Automation with Project Applications Scraper and Goutte

We encourage users to post events happening in the community to the community events group on https://www.drupal.org.
klausi's picture

The recent little review bonus shitstorm has been a bit of a wakeup call to me. I thought a bit about our goals for the project application process and of course we all know what we want: automation, automation, automation. Last summer I thought that we should postpone that until drupal.org is migrated to Drupal 7 to not waste any time on Drupal 6 coding, but unfortunately the drupal.org upgrade takes longer than expected. So I did not work much on automation (except for a few coder sniffer and pareview.sh improvements) and handled the issue queue manually.

You know the good old Drupal saying: talk is silver, code is gold. I want to get back into automation efforts, so I started to implement Project Applications Scraper. It is a web crawler script that uses Goutte to post comments to the drupal.org issue queue. I have it deployed as a cronjob on a server and it runs every 6 hours. Currently it performs the following tasks:

  • Set a "needs review" application to "needs work" if a link to the sandbox or the Git repository could not be extracted from the issue summary.
  • Post a hint to the review bonus program to "needs review" applications that did not receive such a hint yet.
  • Set a "needs review" application to "needs work" if there has not been any automated review link to ventral.org posted and the result of pareview.sh exceeds a threshold of 30 lines.

Further planned tasks:

  • Check if an applicant has multiple applications and close all but one as duplicates.
  • Automatically close "needs work" applications after 10 weeks with no response.

The scraper operates currently under my user account, do you think I should create a separate robot account? And should an automated message contain a hint like "this was an automated post by Project Applications Scraper"?

I know, the sandbox lacks a bit of documentation right now how to install/setup the script, that will follow later as it matures. Anyway, feedback welcome!

Comments

Amazing work. Do you think I

greggles's picture

Amazing work.

Do you think I should create a separate robot account?

Yes, please.

And should an automated message contain a hint like "this was an automated post by Project Applications Scraper"?
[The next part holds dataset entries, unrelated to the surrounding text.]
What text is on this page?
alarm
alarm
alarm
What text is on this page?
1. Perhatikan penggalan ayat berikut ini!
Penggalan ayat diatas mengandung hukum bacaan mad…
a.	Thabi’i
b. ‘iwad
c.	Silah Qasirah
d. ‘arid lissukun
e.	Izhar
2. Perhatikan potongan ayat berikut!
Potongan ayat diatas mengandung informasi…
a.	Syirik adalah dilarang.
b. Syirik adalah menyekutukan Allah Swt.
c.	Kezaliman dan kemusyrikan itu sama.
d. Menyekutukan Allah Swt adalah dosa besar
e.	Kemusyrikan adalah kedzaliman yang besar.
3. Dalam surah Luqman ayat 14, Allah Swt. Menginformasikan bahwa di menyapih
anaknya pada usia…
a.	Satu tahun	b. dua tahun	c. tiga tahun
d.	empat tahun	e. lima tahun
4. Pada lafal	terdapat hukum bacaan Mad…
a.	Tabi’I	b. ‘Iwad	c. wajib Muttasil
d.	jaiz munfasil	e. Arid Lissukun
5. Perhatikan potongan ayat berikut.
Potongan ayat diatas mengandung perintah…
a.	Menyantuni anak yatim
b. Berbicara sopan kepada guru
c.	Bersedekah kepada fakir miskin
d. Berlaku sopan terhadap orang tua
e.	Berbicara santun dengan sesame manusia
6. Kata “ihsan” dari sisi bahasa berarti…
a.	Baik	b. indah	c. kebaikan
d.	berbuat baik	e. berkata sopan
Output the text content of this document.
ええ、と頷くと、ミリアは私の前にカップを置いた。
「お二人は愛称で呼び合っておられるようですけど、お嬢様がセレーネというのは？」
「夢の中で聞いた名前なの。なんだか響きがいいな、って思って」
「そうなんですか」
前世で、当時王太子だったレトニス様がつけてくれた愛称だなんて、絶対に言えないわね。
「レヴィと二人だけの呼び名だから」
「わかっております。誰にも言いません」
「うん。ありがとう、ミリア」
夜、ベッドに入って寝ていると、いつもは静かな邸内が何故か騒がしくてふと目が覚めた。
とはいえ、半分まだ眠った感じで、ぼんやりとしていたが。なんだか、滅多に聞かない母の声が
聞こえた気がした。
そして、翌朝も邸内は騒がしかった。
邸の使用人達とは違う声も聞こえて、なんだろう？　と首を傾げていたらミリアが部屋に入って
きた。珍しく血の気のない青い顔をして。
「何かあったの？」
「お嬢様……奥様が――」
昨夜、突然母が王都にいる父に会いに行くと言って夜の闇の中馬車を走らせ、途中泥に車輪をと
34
Yes, please, with a link somewhere for more information.

Done, created the PA robot

klausi's picture

Done, created the PA robot user account: http://drupal.org/user/2515270 . I also added an automated message hint and I implemented multiple application detection.

Great work ... but I wonder

jthorson's picture

Great work ... but I wonder about the use of an external scraper, when a large number of these features could be built right into a custom module directly on Drupal.org.

Checks such as the 'duplicate application' check should occur at validation time, preventing the opening of the duplicate module in the first place. Auto-closing of applications could easily be built into a cron run. Auto-followup comments can be performed through project* ... I'd encourage a look at http://drupal.org/sandbox/jthorson/1367220, which has the first feature already built, and enough information regarding the relevant data structures to make the next two trivial to implement.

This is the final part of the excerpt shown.